Like many small remodeling companies, Rehder Construction, in Campbell, Calif., used to advertise when business slowed down enough to make owner Steve Rehder a bit nervous. “Our marketing plan consisted of, ‘What do you think we should do now?'” he says. Two years ago, Rehder set out to develop a steady lead stream from a few designated neighborhoods. The result is a systematic but flexible “marketing/communications action plan” for each month of the year.
Developed under the guidance of a marketing consultant, the plan takes shape at the end of each fiscal year. Rehder projects his targeted volume for the next year, and earmarks about 2% of it for marketing. “We look at what brought in leads in the last year,” and proceed to map out a month-by-month strategy for keeping Rehder Construction front and center before its target audience.

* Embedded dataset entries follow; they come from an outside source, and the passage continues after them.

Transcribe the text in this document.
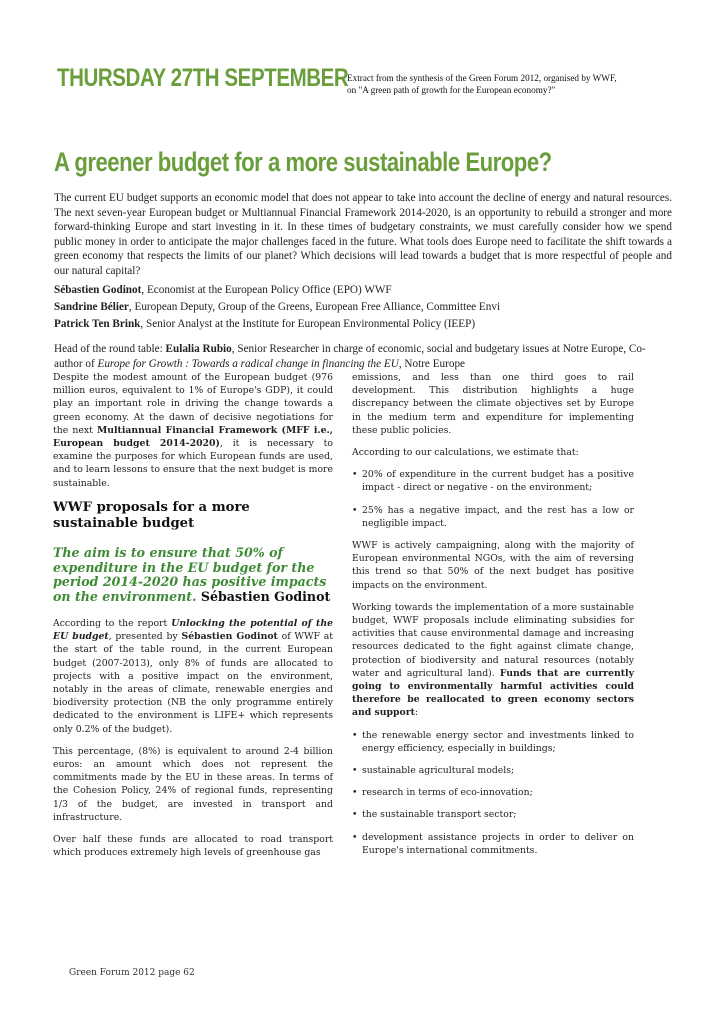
THURSDAY 27TH SEPTEMBER
Extract from the synthesis of the Green Forum 2012, organised by WWF,
on "A green path of growth for the European economy?"
A greener budget for a more sustainable Europe?
The current EU budget supports an economic model that does not appear to take into account the decline of energy and natural resources. The next seven-year European budget or Multiannual Financial Framework 2014-2020, is an opportunity to rebuild a stronger and more forward-thinking Europe and start investing in it. In these times of budgetary constraints, we must carefully consider how we spend public money in order to anticipate the major challenges faced in the future. What tools does Europe need to facilitate the shift towards a green economy that respects the limits of our planet? Which decisions will lead towards a budget that is more respectful of people and our natural capital?
Sébastien Godinot, Economist at the European Policy Office (EPO) WWF
Sandrine Bélier, European Deputy, Group of the Greens, European Free Alliance, Committee Envi
Patrick Ten Brink, Senior Analyst at the Institute for European Environmental Policy (IEEP)
Head of the round table: Eulalia Rubio, Senior Researcher in charge of economic, social and budgetary issues at Notre Europe, Co-author of Europe for Growth : Towards a radical change in financing the EU, Notre Europe

Despite the modest amount of the European budget (976 million euros, equivalent to 1% of Europe's GDP), it could play an important role in driving the change towards a green economy. At the dawn of decisive negotiations for the next Multiannual Financial Framework (MFF i.e., European budget 2014-2020), it is necessary to examine the purposes for which European funds are used, and to learn lessons to ensure that the next budget is more sustainable.

WWF proposals for a more sustainable budget
The aim is to ensure that 50% of expenditure in the EU budget for the period 2014-2020 has positive impacts on the environment. Sébastien Godinot

According to the report Unlocking the potential of the EU budget, presented by Sébastien Godinot of WWF at the start of the table round, in the current European budget (2007-2013), only 8% of funds are allocated to projects with a positive impact on the environment, notably in the areas of climate, renewable energies and biodiversity protection (NB the only programme entirely dedicated to the environment is LIFE+ which represents only 0.2% of the budget).

This percentage, (8%) is equivalent to around 2-4 billion euros: an amount which does not represent the commitments made by the EU in these areas. In terms of the Cohesion Policy, 24% of regional funds, representing 1/3 of the budget, are invested in transport and infrastructure.

Over half these funds are allocated to road transport which produces extremely high levels of greenhouse gas

emissions, and less than one third goes to rail development. This distribution highlights a huge discrepancy between the climate objectives set by Europe in the medium term and expenditure for implementing these public policies.

According to our calculations, we estimate that:

• 20% of expenditure in the current budget has a positive impact - direct or negative - on the environment;
• 25% has a negative impact, and the rest has a low or negligible impact.

WWF is actively campaigning, along with the majority of European environmental NGOs, with the aim of reversing this trend so that 50% of the next budget has positive impacts on the environment.

Working towards the implementation of a more sustainable budget, WWF proposals include eliminating subsidies for activities that cause environmental damage and increasing resources dedicated to the fight against climate change, protection of biodiversity and natural resources (notably water and agricultural land). Funds that are currently going to environmentally harmful activities could therefore be reallocated to green economy sectors and support:

• the renewable energy sector and investments linked to energy efficiency, especially in buildings;
• sustainable agricultural models;
• research in terms of eco-innovation;
• the sustainable transport sector;
• development assistance projects in order to deliver on Europe's international commitments.
Green Forum 2012 page 62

The first few months are mapped out in detail, with flexibility built in for the rest of the year. In January, for instance, the company mailed newsletters to its client list, distributed brochures to homes around active projects, and began a year of twice-monthly advertising in a community newspaper. In February, postcards mailed to 700 homes.
The plan has constants, as well — such as a Web site that is frequently updated, and jobsite “brochure boxes” that work amazingly well, Rehder says. “People will walk by a site, take a brochure, and call us months later saying they watched the project go up.”
It's not rocket science, but effective grass-roots marketing rarely is. “Our rationale is, the more often people see your name, the more they're going to remember you,” Rehder says. The effort has “produced a market increase” in the kinds of leads he had hoped to get.